Some players like the celebrity, others don't, and there's no trend one way or the other, said Ed Rogich, vice president of marketing at slot maker International Game Technology. The Reno company, which makes the majority of so-called progressive jackpot machines on the market, uses a soft-sell approach.

"We make an effort not to pressure these people to disclose their identity," Rogich said.

IGT won't use shy players' names or likenesses. And yet, verifying jackpots can take hours and involve reviewing surveillance tapes and verifying player identities - plenty of time for bystanders to flip out camera phones and ask questions.

"The chances of you staying anonymous are very unlikely," Rogich said. "By the time (winners) get home, they've gotten 20 phone calls. You might as well enjoy it."

A furniture show attendee who won a jackpot last year opted for a press conference and a handshake from Steve Wynn. Others have ended up on national television.

Most take the middle road, telling a tantalizing story without revealing their names. Thus, a "former interior designer" hit a $12 million Megabucks jackpot this month on her way to see a magic act at the Orleans.

No word on whether her retirement came before or after winning the jackpot.

• • •

When Station Casinos recently received its third consecutive recognition from Fortune magazine as one of the top 100 companies to work for nationwide, some competitors may have dismissed it as fluff for HR publications and employee newsletters. But after three years as the only casino company and the only Las Vegas company to ever make the list, Station is seeing an unexpected upside to several programs intended to benefit existing employees.

Many job candidates - from management down to hourly employees - have been inspired to apply based on the company's No. 18 Fortune ranking, which noted benefits including a citizenship program for foreign-born workers and a payroll-deduction program that has allowed more than 1,000 employees to buy home computers, said Valerie Murzl, Station Casinos vice president of human resources. As part of the review process, employees are surveyed about workplace culture, including such amorphous qualities as camaraderie, respect and fairness.

"It's the No. 1 response from applicants when we ask them why they want to work here," she said. "They want to try it out and see if it's for real."

Murzl has become a hot commodity on the convention circuit and trades e-mails with technology, banking and even manufacturing companies looking for ideas. The company also is sharing success stories with Fortune honorees in other industries.

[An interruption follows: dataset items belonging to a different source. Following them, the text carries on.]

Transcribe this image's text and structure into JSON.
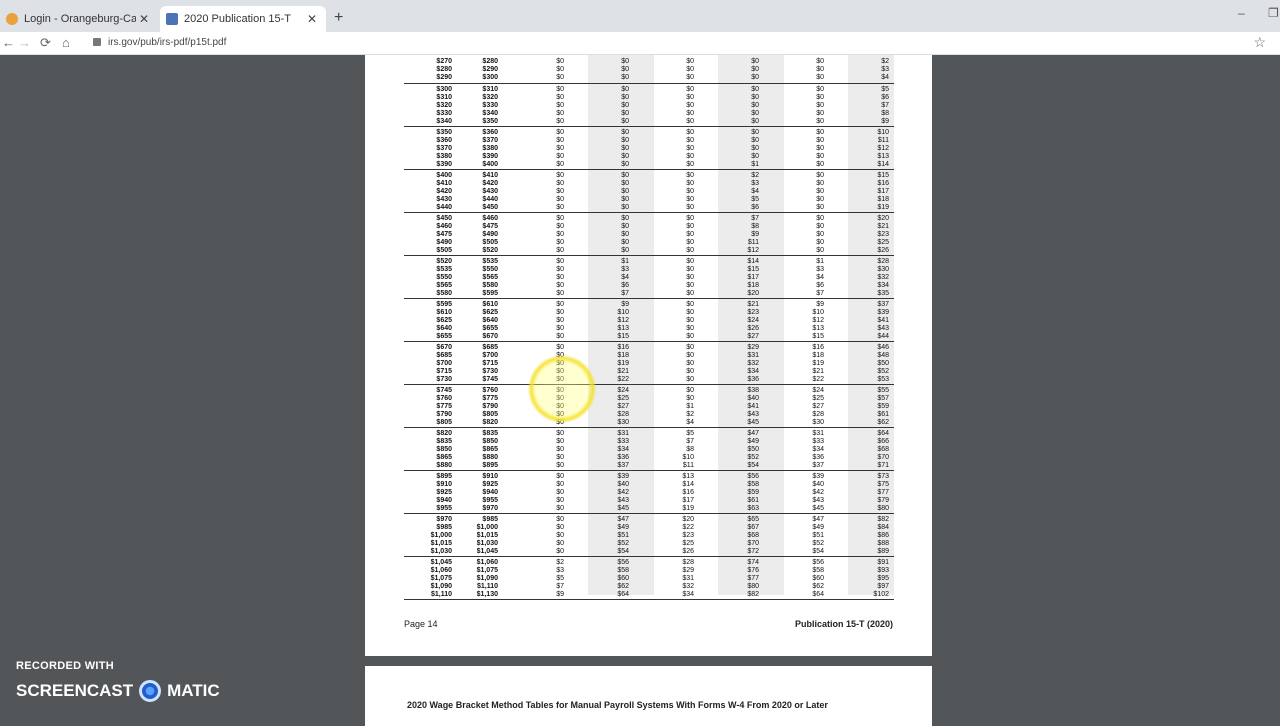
{
  "browser": {
    "tabs": [
      {
        "title": "Login - Orangeburg-Calhoun Te",
        "active": false
      },
      {
        "title": "2020 Publication 15-T",
        "active": true
      }
    ],
    "url": "irs.gov/pub/irs-pdf/p15t.pdf"
  },
  "document": {
    "footer_left": "Page 14",
    "footer_right": "Publication 15-T (2020)",
    "next_page_heading": "2020 Wage Bracket Method Tables for Manual Payroll Systems With Forms W-4 From 2020 or Later",
    "rows": [
      [
        "$270",
        "$280",
        "$0",
        "$0",
        "$0",
        "$0",
        "$0",
        "$2"
      ],
      [
        "$280",
        "$290",
        "$0",
        "$0",
        "$0",
        "$0",
        "$0",
        "$3"
      ],
      [
        "$290",
        "$300",
        "$0",
        "$0",
        "$0",
        "$0",
        "$0",
        "$4"
      ],
      [
        "$300",
        "$310",
        "$0",
        "$0",
        "$0",
        "$0",
        "$0",
        "$5"
      ],
      [
        "$310",
        "$320",
        "$0",
        "$0",
        "$0",
        "$0",
        "$0",
        "$6"
      ],
      [
        "$320",
        "$330",
        "$0",
        "$0",
        "$0",
        "$0",
        "$0",
        "$7"
      ],
      [
        "$330",
        "$340",
        "$0",
        "$0",
        "$0",
        "$0",
        "$0",
        "$8"
      ],
      [
        "$340",
        "$350",
        "$0",
        "$0",
        "$0",
        "$0",
        "$0",
        "$9"
      ],
      [
        "$350",
        "$360",
        "$0",
        "$0",
        "$0",
        "$0",
        "$0",
        "$10"
      ],
      [
        "$360",
        "$370",
        "$0",
        "$0",
        "$0",
        "$0",
        "$0",
        "$11"
      ],
      [
        "$370",
        "$380",
        "$0",
        "$0",
        "$0",
        "$0",
        "$0",
        "$12"
      ],
      [
        "$380",
        "$390",
        "$0",
        "$0",
        "$0",
        "$0",
        "$0",
        "$13"
      ],
      [
        "$390",
        "$400",
        "$0",
        "$0",
        "$0",
        "$1",
        "$0",
        "$14"
      ],
      [
        "$400",
        "$410",
        "$0",
        "$0",
        "$0",
        "$2",
        "$0",
        "$15"
      ],
      [
        "$410",
        "$420",
        "$0",
        "$0",
        "$0",
        "$3",
        "$0",
        "$16"
      ],
      [
        "$420",
        "$430",
        "$0",
        "$0",
        "$0",
        "$4",
        "$0",
        "$17"
      ],
      [
        "$430",
        "$440",
        "$0",
        "$0",
        "$0",
        "$5",
        "$0",
        "$18"
      ],
      [
        "$440",
        "$450",
        "$0",
        "$0",
        "$0",
        "$6",
        "$0",
        "$19"
      ],
      [
        "$450",
        "$460",
        "$0",
        "$0",
        "$0",
        "$7",
        "$0",
        "$20"
      ],
      [
        "$460",
        "$475",
        "$0",
        "$0",
        "$0",
        "$8",
        "$0",
        "$21"
      ],
      [
        "$475",
        "$490",
        "$0",
        "$0",
        "$0",
        "$9",
        "$0",
        "$23"
      ],
      [
        "$490",
        "$505",
        "$0",
        "$0",
        "$0",
        "$11",
        "$0",
        "$25"
      ],
      [
        "$505",
        "$520",
        "$0",
        "$0",
        "$0",
        "$12",
        "$0",
        "$26"
      ],
      [
        "$520",
        "$535",
        "$0",
        "$1",
        "$0",
        "$14",
        "$1",
        "$28"
      ],
      [
        "$535",
        "$550",
        "$0",
        "$3",
        "$0",
        "$15",
        "$3",
        "$30"
      ],
      [
        "$550",
        "$565",
        "$0",
        "$4",
        "$0",
        "$17",
        "$4",
        "$32"
      ],
      [
        "$565",
        "$580",
        "$0",
        "$6",
        "$0",
        "$18",
        "$6",
        "$34"
      ],
      [
        "$580",
        "$595",
        "$0",
        "$7",
        "$0",
        "$20",
        "$7",
        "$35"
      ],
      [
        "$595",
        "$610",
        "$0",
        "$9",
        "$0",
        "$21",
        "$9",
        "$37"
      ],
      [
        "$610",
        "$625",
        "$0",
        "$10",
        "$0",
        "$23",
        "$10",
        "$39"
      ],
      [
        "$625",
        "$640",
        "$0",
        "$12",
        "$0",
        "$24",
        "$12",
        "$41"
      ],
      [
        "$640",
        "$655",
        "$0",
        "$13",
        "$0",
        "$26",
        "$13",
        "$43"
      ],
      [
        "$655",
        "$670",
        "$0",
        "$15",
        "$0",
        "$27",
        "$15",
        "$44"
      ],
      [
        "$670",
        "$685",
        "$0",
        "$16",
        "$0",
        "$29",
        "$16",
        "$46"
      ],
      [
        "$685",
        "$700",
        "$0",
        "$18",
        "$0",
        "$31",
        "$18",
        "$48"
      ],
      [
        "$700",
        "$715",
        "$0",
        "$19",
        "$0",
        "$32",
        "$19",
        "$50"
      ],
      [
        "$715",
        "$730",
        "$0",
        "$21",
        "$0",
        "$34",
        "$21",
        "$52"
      ],
      [
        "$730",
        "$745",
        "$0",
        "$22",
        "$0",
        "$36",
        "$22",
        "$53"
      ],
      [
        "$745",
        "$760",
        "$0",
        "$24",
        "$0",
        "$38",
        "$24",
        "$55"
      ],
      [
        "$760",
        "$775",
        "$0",
        "$25",
        "$0",
        "$40",
        "$25",
        "$57"
      ],
      [
        "$775",
        "$790",
        "$0",
        "$27",
        "$1",
        "$41",
        "$27",
        "$59"
      ],
      [
        "$790",
        "$805",
        "$0",
        "$28",
        "$2",
        "$43",
        "$28",
        "$61"
      ],
      [
        "$805",
        "$820",
        "$0",
        "$30",
        "$4",
        "$45",
        "$30",
        "$62"
      ],
      [
        "$820",
        "$835",
        "$0",
        "$31",
        "$5",
        "$47",
        "$31",
        "$64"
      ],
      [
        "$835",
        "$850",
        "$0",
        "$33",
        "$7",
        "$49",
        "$33",
        "$66"
      ],
      [
        "$850",
        "$865",
        "$0",
        "$34",
        "$8",
        "$50",
        "$34",
        "$68"
      ],
      [
        "$865",
        "$880",
        "$0",
        "$36",
        "$10",
        "$52",
        "$36",
        "$70"
      ],
      [
        "$880",
        "$895",
        "$0",
        "$37",
        "$11",
        "$54",
        "$37",
        "$71"
      ],
      [
        "$895",
        "$910",
        "$0",
        "$39",
        "$13",
        "$56",
        "$39",
        "$73"
      ],
      [
        "$910",
        "$925",
        "$0",
        "$40",
        "$14",
        "$58",
        "$40",
        "$75"
      ],
      [
        "$925",
        "$940",
        "$0",
        "$42",
        "$16",
        "$59",
        "$42",
        "$77"
      ],
      [
        "$940",
        "$955",
        "$0",
        "$43",
        "$17",
        "$61",
        "$43",
        "$79"
      ],
      [
        "$955",
        "$970",
        "$0",
        "$45",
        "$19",
        "$63",
        "$45",
        "$80"
      ],
      [
        "$970",
        "$985",
        "$0",
        "$47",
        "$20",
        "$65",
        "$47",
        "$82"
      ],
      [
        "$985",
        "$1,000",
        "$0",
        "$49",
        "$22",
        "$67",
        "$49",
        "$84"
      ],
      [
        "$1,000",
        "$1,015",
        "$0",
        "$51",
        "$23",
        "$68",
        "$51",
        "$86"
      ],
      [
        "$1,015",
        "$1,030",
        "$0",
        "$52",
        "$25",
        "$70",
        "$52",
        "$88"
      ],
      [
        "$1,030",
        "$1,045",
        "$0",
        "$54",
        "$26",
        "$72",
        "$54",
        "$89"
      ],
      [
        "$1,045",
        "$1,060",
        "$2",
        "$56",
        "$28",
        "$74",
        "$56",
        "$91"
      ],
      [
        "$1,060",
        "$1,075",
        "$3",
        "$58",
        "$29",
        "$76",
        "$58",
        "$93"
      ],
      [
        "$1,075",
        "$1,090",
        "$5",
        "$60",
        "$31",
        "$77",
        "$60",
        "$95"
      ],
      [
        "$1,090",
        "$1,110",
        "$7",
        "$62",
        "$32",
        "$80",
        "$62",
        "$97"
      ],
      [
        "$1,110",
        "$1,130",
        "$9",
        "$64",
        "$34",
        "$82",
        "$64",
        "$102"
      ]
    ]
  },
  "watermark": {
    "line1": "RECORDED WITH",
    "line2_left": "SCREENCAST",
    "line2_right": "MATIC"
  },
  "colors": {
    "page_bg": "#525659",
    "cursor_highlight": "#f5e128"
  }
}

"I've been invited to speak at a national conference in April but I've had to rethink my speech. There probably won't be any casino companies there," Murzl said.

• • •

Nevada tourism officials have griped for years about the length of time it can take for foreigners to obtain travel visas. That's especially a concern in China, where the U.S. government has only one embassy and four consulate offices for more than a billion people, and where overworked visa officers often conduct 100 interviews for visas each day.

That process has actually improved significantly in the last two years, with the State Department increasing its visa processing staff by 25 percent, allowing Chinese to renew visas by mail and bundling visa applications for tour groups and conventions. A process that used to take months now takes less than three weeks.

But that may not even be the biggest hurdle for Chinese travelers. There's a long-standing misconception that the U.S. government - concerned about national security and illegal immigration - restricts Chinese from taking pleasure trips. In fact, because of language and cultural barriers, many Chinese travel with tour groups and have little trouble getting visas.

The Travel Industry Association, which lobbies on behalf of the Las Vegas Convention and Visitors Authority and travel-related businesses nationwide, says that's false but notes that the U.S. could do more to speed up the visa process and give travelers a warmer welcome when they arrive. The association is pressing for mobile visa centers, interviews by teleconference and - taking a cue from resort receptionists - a more efficient and friendly customs staff for arrivals.